Day #266: Pandemic research pressure
Think of research like the post office, nor rain, nor sleet, nor snow, nor pandemic, we will be there working. My dumbass had to make the transition from design to human experimenting the year before a pandemic. I could be safely at home designing cool robots in solidworks, but no we need to collect human subject data and despite the pandemic, I’m feeling the pressure.
While the school had shuttered, the research lab I worked in continued onward. It was a research hospital after all, so while caring for the sick is part of the business model, the money, fame, desirable trait here, comes from research.

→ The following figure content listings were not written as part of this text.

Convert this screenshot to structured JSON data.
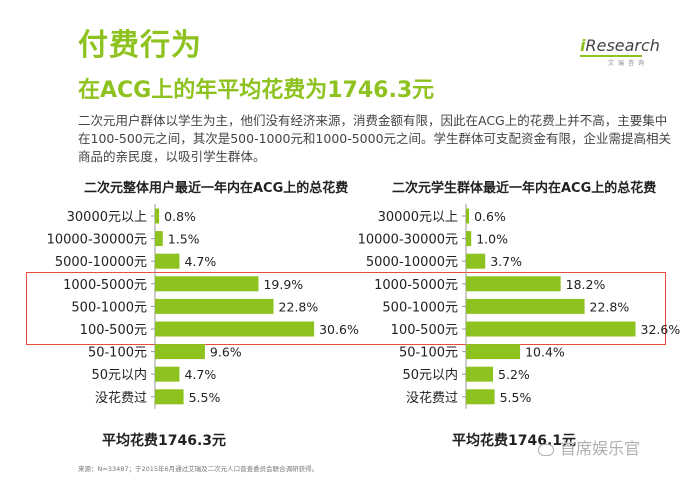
{
  "header": {
    "title": "付费行为",
    "subtitle": "在ACG上的年平均花费为1746.3元",
    "logo_text": "Research",
    "logo_sub": "艾瑞咨询",
    "description": "二次元用户群体以学生为主，他们没有经济来源，消费金额有限，因此在ACG上的花费上并不高，主要集中在100-500元之间，其次是500-1000元和1000-5000元之间。学生群体可支配资金有限，企业需提高相关商品的亲民度，以吸引学生群体。"
  },
  "chart_data": [
    {
      "type": "bar",
      "orientation": "horizontal",
      "title": "二次元整体用户最近一年内在ACG上的总花费",
      "categories": [
        "30000元以上",
        "10000-30000元",
        "5000-10000元",
        "1000-5000元",
        "500-1000元",
        "100-500元",
        "50-100元",
        "50元以内",
        "没花费过"
      ],
      "values": [
        0.8,
        1.5,
        4.7,
        19.9,
        22.8,
        30.6,
        9.6,
        4.7,
        5.5
      ],
      "labels": [
        "0.8%",
        "1.5%",
        "4.7%",
        "19.9%",
        "22.8%",
        "30.6%",
        "9.6%",
        "4.7%",
        "5.5%"
      ],
      "unit": "%",
      "bar_color": "#8dc21f",
      "average_label": "平均花费1746.3元"
    },
    {
      "type": "bar",
      "orientation": "horizontal",
      "title": "二次元学生群体最近一年内在ACG上的总花费",
      "categories": [
        "30000元以上",
        "10000-30000元",
        "5000-10000元",
        "1000-5000元",
        "500-1000元",
        "100-500元",
        "50-100元",
        "50元以内",
        "没花费过"
      ],
      "values": [
        0.6,
        1.0,
        3.7,
        18.2,
        22.8,
        32.6,
        10.4,
        5.2,
        5.5
      ],
      "labels": [
        "0.6%",
        "1.0%",
        "3.7%",
        "18.2%",
        "22.8%",
        "32.6%",
        "10.4%",
        "5.2%",
        "5.5%"
      ],
      "unit": "%",
      "bar_color": "#8dc21f",
      "average_label": "平均花费1746.1元"
    }
  ],
  "footer": {
    "source": "来源：N=33487；于2015年6月通过艾瑞及二次元人口普查委员会联合调研获得。",
    "watermark": "首席娱乐官"
  }
}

Weeks into businesses being closed and we continued faithfully. Then slowly the ironclad will of the hospital started to dissolve.

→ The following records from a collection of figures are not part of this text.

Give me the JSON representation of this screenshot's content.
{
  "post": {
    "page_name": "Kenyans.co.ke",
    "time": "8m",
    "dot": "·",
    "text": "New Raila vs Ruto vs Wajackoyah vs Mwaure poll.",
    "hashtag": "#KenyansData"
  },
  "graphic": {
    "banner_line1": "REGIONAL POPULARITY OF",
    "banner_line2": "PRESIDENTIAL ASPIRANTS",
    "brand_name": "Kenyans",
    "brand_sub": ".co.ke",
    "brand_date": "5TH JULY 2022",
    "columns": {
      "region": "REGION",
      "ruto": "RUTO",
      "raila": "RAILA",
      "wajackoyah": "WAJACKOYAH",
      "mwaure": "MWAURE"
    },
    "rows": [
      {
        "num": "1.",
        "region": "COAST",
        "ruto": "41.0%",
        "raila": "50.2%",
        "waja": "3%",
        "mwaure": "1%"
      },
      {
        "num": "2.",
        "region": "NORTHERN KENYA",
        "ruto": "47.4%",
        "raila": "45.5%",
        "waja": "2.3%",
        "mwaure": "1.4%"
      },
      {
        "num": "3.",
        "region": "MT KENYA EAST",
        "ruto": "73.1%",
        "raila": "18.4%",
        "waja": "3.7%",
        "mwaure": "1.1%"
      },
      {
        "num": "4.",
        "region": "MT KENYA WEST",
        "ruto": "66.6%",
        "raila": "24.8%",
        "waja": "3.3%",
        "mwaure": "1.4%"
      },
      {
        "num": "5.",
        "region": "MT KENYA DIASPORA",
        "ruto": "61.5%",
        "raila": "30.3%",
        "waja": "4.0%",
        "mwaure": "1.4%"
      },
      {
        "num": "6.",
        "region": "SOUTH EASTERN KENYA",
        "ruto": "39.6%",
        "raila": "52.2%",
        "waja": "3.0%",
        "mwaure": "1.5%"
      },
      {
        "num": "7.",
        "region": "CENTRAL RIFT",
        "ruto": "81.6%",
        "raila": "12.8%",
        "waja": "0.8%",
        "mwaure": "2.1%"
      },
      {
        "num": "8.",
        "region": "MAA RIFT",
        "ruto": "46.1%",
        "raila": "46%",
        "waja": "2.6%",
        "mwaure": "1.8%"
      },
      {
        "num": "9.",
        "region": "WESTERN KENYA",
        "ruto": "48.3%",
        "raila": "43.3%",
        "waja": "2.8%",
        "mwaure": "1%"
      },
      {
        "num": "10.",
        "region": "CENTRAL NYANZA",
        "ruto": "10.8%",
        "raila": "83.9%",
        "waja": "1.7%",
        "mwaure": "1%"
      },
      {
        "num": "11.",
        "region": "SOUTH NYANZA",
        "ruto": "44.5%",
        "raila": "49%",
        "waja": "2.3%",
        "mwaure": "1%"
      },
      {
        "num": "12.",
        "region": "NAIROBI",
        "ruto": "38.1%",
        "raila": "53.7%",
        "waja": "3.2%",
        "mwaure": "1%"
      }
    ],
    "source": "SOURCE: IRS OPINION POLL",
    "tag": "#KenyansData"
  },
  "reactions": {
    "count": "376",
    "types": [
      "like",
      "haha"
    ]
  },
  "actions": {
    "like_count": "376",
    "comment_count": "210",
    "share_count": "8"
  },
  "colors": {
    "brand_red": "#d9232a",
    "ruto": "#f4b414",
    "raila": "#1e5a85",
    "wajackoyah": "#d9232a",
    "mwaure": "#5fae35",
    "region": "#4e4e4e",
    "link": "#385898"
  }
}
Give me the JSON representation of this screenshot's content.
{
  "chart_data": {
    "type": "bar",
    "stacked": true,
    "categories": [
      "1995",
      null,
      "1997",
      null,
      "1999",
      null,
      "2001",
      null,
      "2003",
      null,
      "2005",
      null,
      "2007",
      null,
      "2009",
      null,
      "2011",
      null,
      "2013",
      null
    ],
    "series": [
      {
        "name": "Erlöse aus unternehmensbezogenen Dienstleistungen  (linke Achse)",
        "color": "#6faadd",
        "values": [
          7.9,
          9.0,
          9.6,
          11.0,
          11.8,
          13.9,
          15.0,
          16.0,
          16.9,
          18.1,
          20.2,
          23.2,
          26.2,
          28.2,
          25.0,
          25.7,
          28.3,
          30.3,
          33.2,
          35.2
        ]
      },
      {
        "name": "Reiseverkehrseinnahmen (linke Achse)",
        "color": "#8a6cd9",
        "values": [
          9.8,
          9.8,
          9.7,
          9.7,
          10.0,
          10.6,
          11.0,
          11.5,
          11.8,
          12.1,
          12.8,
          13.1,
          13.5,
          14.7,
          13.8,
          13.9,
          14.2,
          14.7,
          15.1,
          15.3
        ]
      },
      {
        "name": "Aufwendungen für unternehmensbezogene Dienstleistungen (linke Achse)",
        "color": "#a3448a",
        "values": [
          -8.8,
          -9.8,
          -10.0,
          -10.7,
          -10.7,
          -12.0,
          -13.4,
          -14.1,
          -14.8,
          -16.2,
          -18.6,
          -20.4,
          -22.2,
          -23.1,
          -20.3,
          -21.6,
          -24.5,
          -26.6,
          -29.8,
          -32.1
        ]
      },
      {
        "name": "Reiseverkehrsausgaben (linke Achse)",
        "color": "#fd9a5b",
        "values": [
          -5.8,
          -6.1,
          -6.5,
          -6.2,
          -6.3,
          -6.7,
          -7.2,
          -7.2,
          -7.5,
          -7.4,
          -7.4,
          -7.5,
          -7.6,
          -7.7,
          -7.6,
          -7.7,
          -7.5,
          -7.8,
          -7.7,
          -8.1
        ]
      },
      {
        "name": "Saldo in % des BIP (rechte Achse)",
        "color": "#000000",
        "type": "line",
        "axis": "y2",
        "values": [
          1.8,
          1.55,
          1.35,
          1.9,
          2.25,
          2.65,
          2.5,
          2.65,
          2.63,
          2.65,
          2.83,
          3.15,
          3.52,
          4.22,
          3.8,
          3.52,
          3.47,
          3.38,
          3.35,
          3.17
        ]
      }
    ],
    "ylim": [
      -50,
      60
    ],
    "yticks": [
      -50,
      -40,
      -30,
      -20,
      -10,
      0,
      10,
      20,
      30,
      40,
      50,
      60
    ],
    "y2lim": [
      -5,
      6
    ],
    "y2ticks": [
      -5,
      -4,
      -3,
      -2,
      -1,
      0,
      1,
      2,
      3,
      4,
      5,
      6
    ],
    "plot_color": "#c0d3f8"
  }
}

First we were required not to experiment on people outside of the hospital. That was the first serious blow to my research timeline. Not to worry it would be another two weeks before the next domino fell. In this case we had other experiments we could do in house, I was included in one of them! Then came the order to shut it down, well… mostly. I was told I could not be there, being an integral part of the team (my Co-PI’s words, not mine) the research halted.

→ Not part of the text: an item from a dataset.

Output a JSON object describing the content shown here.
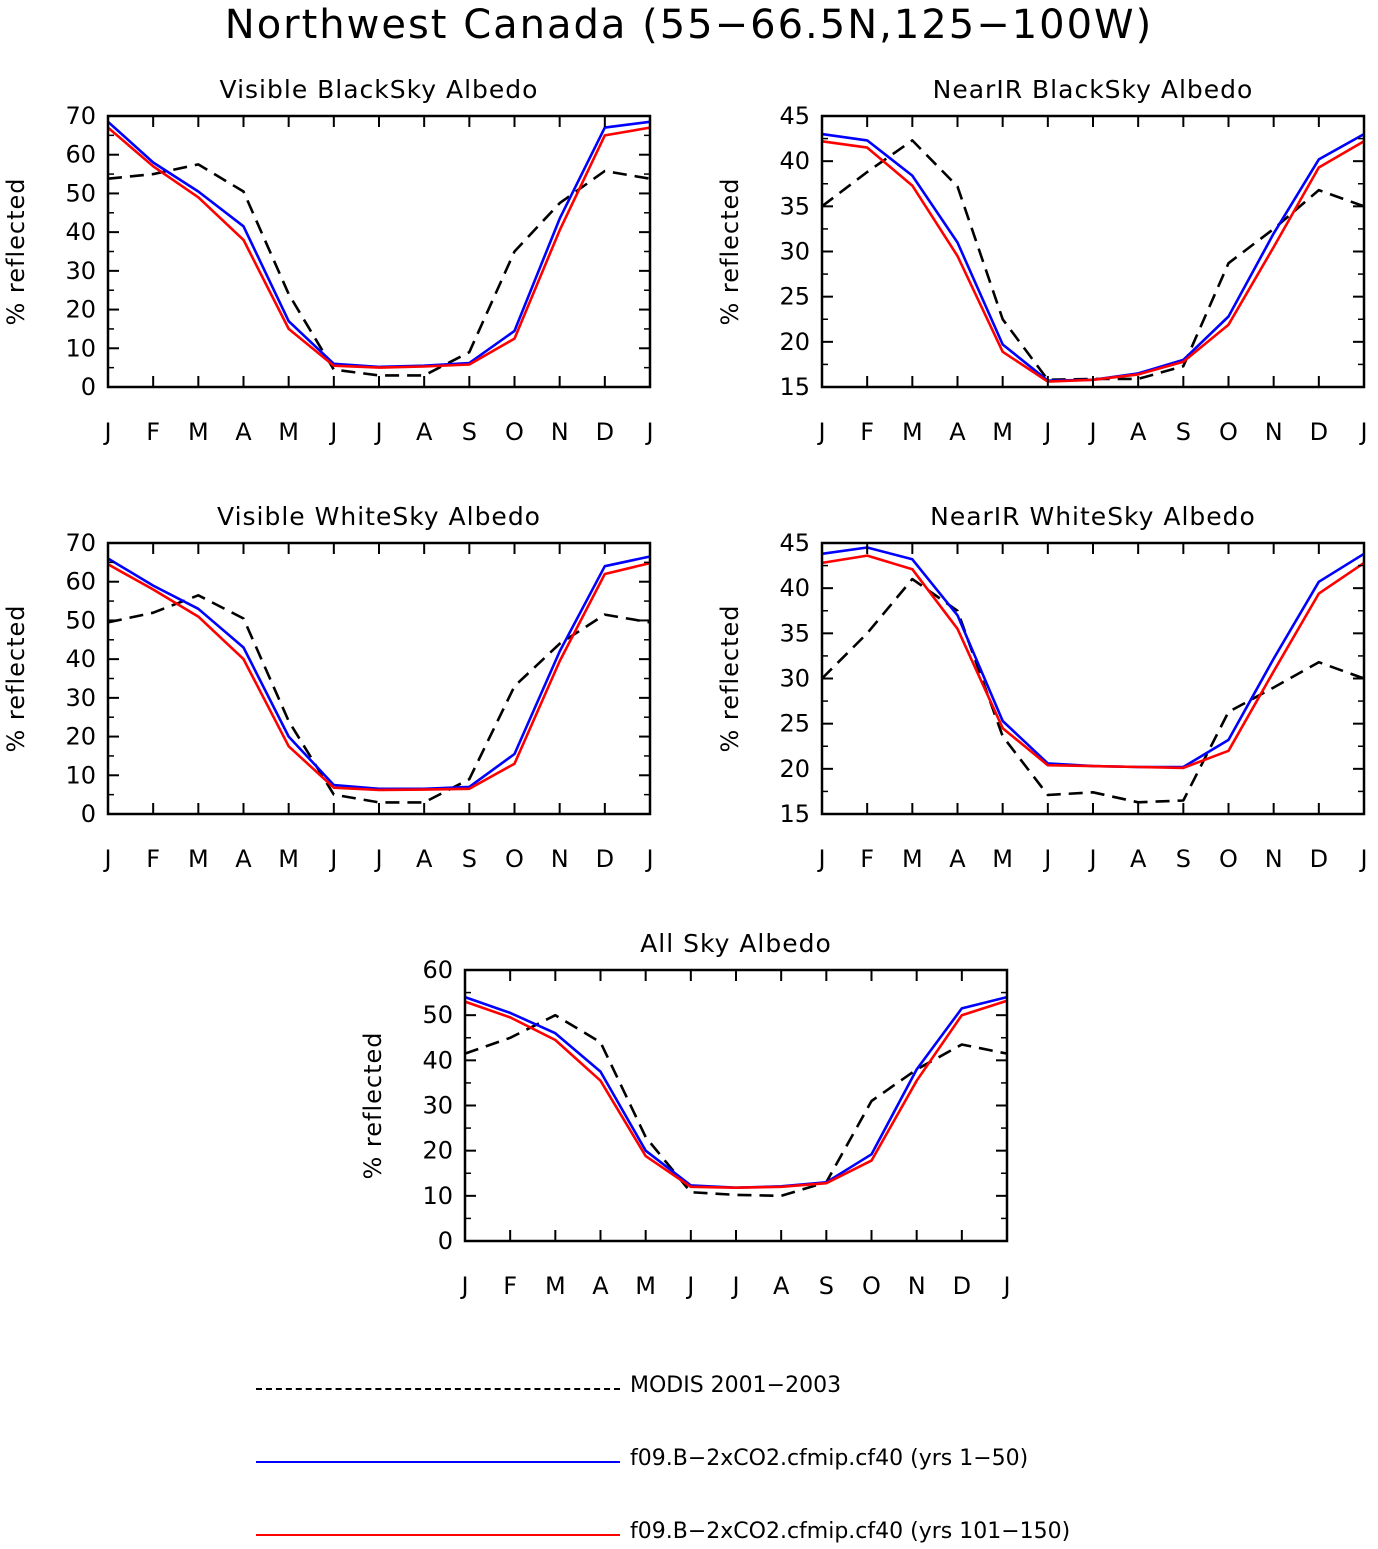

My Co-PI is antsy to get back to work though, so we’ve been testing the resolve of the hospital to not let me come in the building. I’m somewhat joking. The rule that I would not be able to the lab was never fully declared. Think of it as a firm request more than an order. So my Co-PI suggested we try to determine if I can get in. We did, I got in, and that is that.
With the pandemic, I’m perfectly happy staying at home and waiting for this to calm down. I’m lucky that this is even an option for me, I know this, and I am doing my part by staying the fuck away from people so I don’t become exposed. Sometimes doing nothing is the best thing to do and I’ve been doing just that. This keeps others who I may come in contact with if I go out safer, it keeps me safer, and it keeps potentially a lot of people out of the hospital.
Well there is a lot of pressure to get back to work. My Co-PI is just starting his lab, we’re only a little over a year into his start and there is pressure to publish, pressure to secure funding, pressure to get back to work. Luckily my Co-PI is awesome and hasn’t started experimenting again. He has a family of his own, so it’s not just me he has to worry about. However, this is his job and unlike me, he doesn’t exactly get the option to take a break. We are slowly being forced to have to work again, mostly because funding demands it.
I may be going in next week, I may be going in next month. In either case, I will be going in and we will be getting back to work. I’ve got a couple of masks and made the proper arrangements, so I’m trying to keep the contact to a minimum. I’m hopeful that I can stay safe and still manage to do the work needed of me, but at the same time I wish we could collectively put life on pause to keep everyone safe.
There are a vocal few who only care about themselves, but I’m not that way. I want people to live, I want the government to do what it was designed to do and support the people. I want us collectively to make it through our new normal, hopefully the other side of this will see improvements to society and lasting changes that make the world a slightly better place. For now I am hopeful that in the next year or so we will get a vaccine. Until then, that vocal few is surprisingly okay with all this death and I’m left to wonder, how?